Was ist eine Glossierung?

In der Regel sind in mittelalterlichen Handschriften neben dem eigentlichen Haupttext Kommentierungen und Anmerkungen eingefügt, die man Glossen nennt. Bisweilen sind sie sogar umfangreicher als der eigentliche Text, den sie kommentieren. Glossen können aber auch nur aus einem einzigen Wort bestehen, das den entsprechenden Begriff im Text beispielsweise übersetzt.

Solche Glossierungen sind keineswegs das Produkt eines spontanen Einfalls des Schreibers der Handschrift, sondern sind vielmehr ein fester Teil der Produktion eines mittelalterlichen Manuskripts. So ließen die Schreiber absichtlich Platz zwischen den Zeilen des Haupttextes, damit dieser durch Glossen ausgelegt bzw. erklärt werden konnte. Gerade bei biblischen Texten, aber auch bei Abhandlungen aus dem Bereich des Rechts konnten solche erklärenden Anmerkungen sinnvoll sein und das Verständnis des Lesers deutlich erhöhen.

Die Glossierung von Texten im westlichen Mittelalter, auch im deutschen Sprachraum, erfolgte prinzipiell in lateinischer Sprache. Glossen in den jeweiligen Volkssprachen nahmen nur einen sehr geringen Teil ein.

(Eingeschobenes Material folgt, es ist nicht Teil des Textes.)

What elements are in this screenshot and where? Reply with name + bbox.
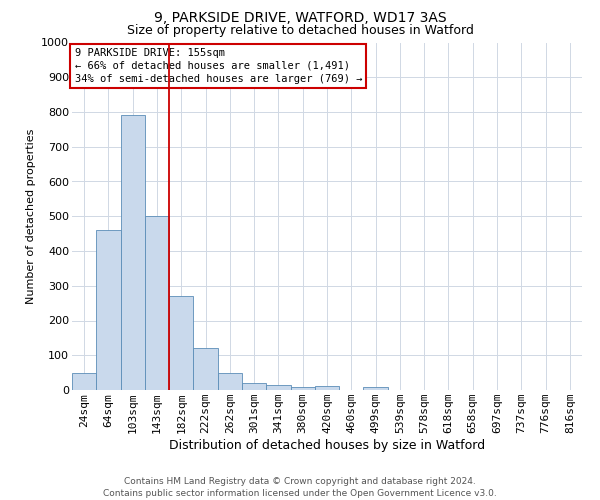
X-axis label: Distribution of detached houses by size in Watford: Distribution of detached houses by size …: [169, 439, 485, 452]
Text: Contains HM Land Registry data © Crown copyright and database right 2024.
Contai: Contains HM Land Registry data © Crown c…: [103, 476, 497, 498]
Bar: [72, 374, 96, 390]
Bar: [96, 230, 121, 390]
Text: 9 PARKSIDE DRIVE: 155sqm
← 66% of detached houses are smaller (1,491)
34% of sem: 9 PARKSIDE DRIVE: 155sqm ← 66% of detach…: [74, 48, 362, 84]
Text: 9, PARKSIDE DRIVE, WATFORD, WD17 3AS: 9, PARKSIDE DRIVE, WATFORD, WD17 3AS: [154, 12, 446, 26]
Bar: [193, 348, 218, 390]
Y-axis label: Number of detached properties: Number of detached properties: [26, 128, 35, 304]
Bar: [218, 372, 242, 390]
Text: Size of property relative to detached houses in Watford: Size of property relative to detached ho…: [127, 24, 473, 37]
Bar: [364, 386, 388, 390]
Bar: [266, 386, 290, 390]
Bar: [315, 386, 339, 390]
Bar: [121, 116, 145, 390]
Bar: [145, 216, 169, 390]
Bar: [169, 296, 193, 390]
Bar: [290, 386, 315, 390]
Bar: [242, 383, 266, 390]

Mittelalterliche Texte wurden allerdings auch nicht übersetzt, sondern in der Ursprungssprache, als in der Regel dem Lateinischen, auch zu Unterrichtszwecken gelesen und erläutert.

Glossierung - optische Unterscheidung

Damit die Glossierung als solche wahrgenommen werde konnte, wurden sie vom Haupttext optisch unterschieden. Es haben sich dabei verschiedene Formen der Glossierung herausgebildet. Eine übliche Form, den Haupttext und die Kommentierungen zu arrangieren, stellt die Kontextglosse dar. Bei dieser Form wird die Kommentierung direkt in den Haupttext eingebunden. Sie setzt sich lediglich durch eine andere Farbe, Größe oder Schriftart davon ab.

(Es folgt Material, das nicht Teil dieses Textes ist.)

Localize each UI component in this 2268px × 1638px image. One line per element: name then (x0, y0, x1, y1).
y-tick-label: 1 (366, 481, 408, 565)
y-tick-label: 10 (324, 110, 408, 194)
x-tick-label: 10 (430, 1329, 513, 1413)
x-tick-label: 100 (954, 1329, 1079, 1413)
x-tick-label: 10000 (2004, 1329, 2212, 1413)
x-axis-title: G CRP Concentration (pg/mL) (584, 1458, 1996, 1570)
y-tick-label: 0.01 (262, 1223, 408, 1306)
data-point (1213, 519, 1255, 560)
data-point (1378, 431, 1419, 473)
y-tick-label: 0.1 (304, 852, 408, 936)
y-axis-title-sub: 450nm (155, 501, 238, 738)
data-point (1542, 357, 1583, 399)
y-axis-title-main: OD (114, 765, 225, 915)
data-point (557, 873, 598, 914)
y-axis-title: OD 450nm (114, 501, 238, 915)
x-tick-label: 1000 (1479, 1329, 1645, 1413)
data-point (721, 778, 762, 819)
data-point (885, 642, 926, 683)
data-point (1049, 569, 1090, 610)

Finden sich die Glossierungen zwischen den Zeilen des Haupttextes, spricht man von einer Interlinearglosse. Solche Glossierungen dienten häufig der Übersetzung des Textes.

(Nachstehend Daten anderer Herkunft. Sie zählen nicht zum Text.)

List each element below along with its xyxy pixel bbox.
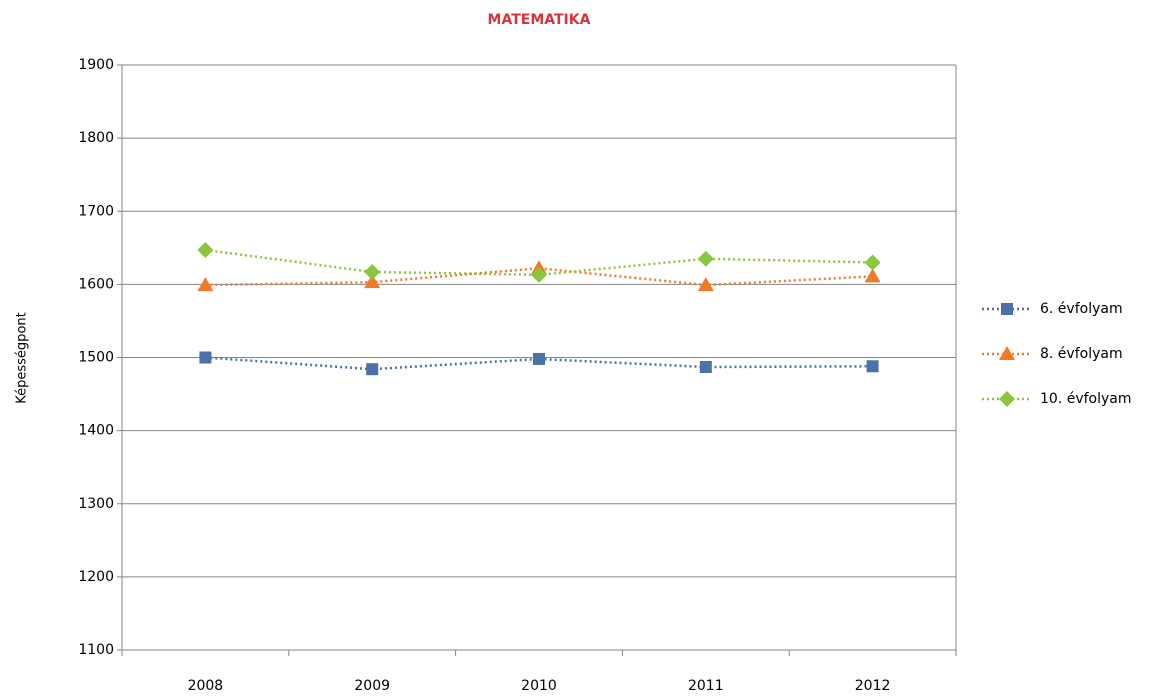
marker (699, 361, 712, 374)
x-tick-label: 2008 (188, 678, 224, 694)
y-tick-label: 1400 (78, 423, 114, 439)
y-tick-label: 1700 (78, 203, 114, 219)
y-tick-label: 1600 (78, 276, 114, 292)
x-tick-label: 2012 (855, 678, 891, 694)
marker (864, 254, 881, 271)
marker (697, 277, 714, 292)
marker (366, 363, 379, 376)
marker (531, 266, 547, 283)
marker (197, 277, 214, 292)
chart-title: MATEMATIKA (488, 12, 591, 28)
marker (197, 242, 214, 259)
marker (199, 351, 212, 364)
marker (999, 346, 1015, 360)
y-axis-label: Képességpont (15, 312, 30, 403)
line (205, 267, 873, 287)
y-tick-label: 1900 (78, 57, 114, 73)
legend-label: 8. évfolyam (1040, 346, 1123, 362)
x-tick-label: 2011 (688, 678, 724, 694)
marker (1001, 303, 1013, 315)
marker (364, 263, 381, 280)
marker (999, 391, 1015, 407)
marker (533, 352, 545, 365)
y-tick-label: 1300 (78, 496, 114, 512)
y-tick-label: 1200 (78, 569, 114, 585)
y-tick-label: 1800 (78, 130, 114, 146)
y-tick-label: 1100 (78, 642, 114, 658)
marker (864, 268, 881, 283)
marker (866, 360, 879, 373)
x-tick-label: 2009 (354, 678, 390, 694)
legend-label: 6. évfolyam (1040, 301, 1123, 317)
marker (697, 250, 714, 267)
marker (364, 274, 381, 289)
line (205, 356, 873, 371)
x-tick-label: 2010 (521, 678, 557, 694)
legend-label: 10. évfolyam (1040, 391, 1132, 407)
y-tick-label: 1500 (78, 350, 114, 366)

Der Schreiber konnte die Glossierung jedoch auch in den Raum zwischen Haupttext und Seitenrand einfügen. Man nennt diese Art der Glosse auch Marginalglosse. Der Haupttext bleibt dabei deutlich im Mittelpunkt der Handschriftenseite. Der ursprüngliche Text konnte jedoch auch von den Glossierungen eingeschlossen werden, entweder von zwei oder drei Seiten in Form einer Klammerglosse oder sogar von allen Seiten. Diese Art der Glossierung heißt auch Schachtelglosse.

Neben diesen etablierten Formen der Glossierung, die sich in zahlreichen Handschriften wiederfinden, gibt es auch besondere Arte, mit denen der Leser den Text kommentieren bzw. versehen konnte. So findet sich in manchen Texten die sogenannte Griffelglosse, bei der der Leser keine Tinte verwendete, sondern seinen Kommentar mithilfe eines Griffels aus Metall in das Pergament eindrückte.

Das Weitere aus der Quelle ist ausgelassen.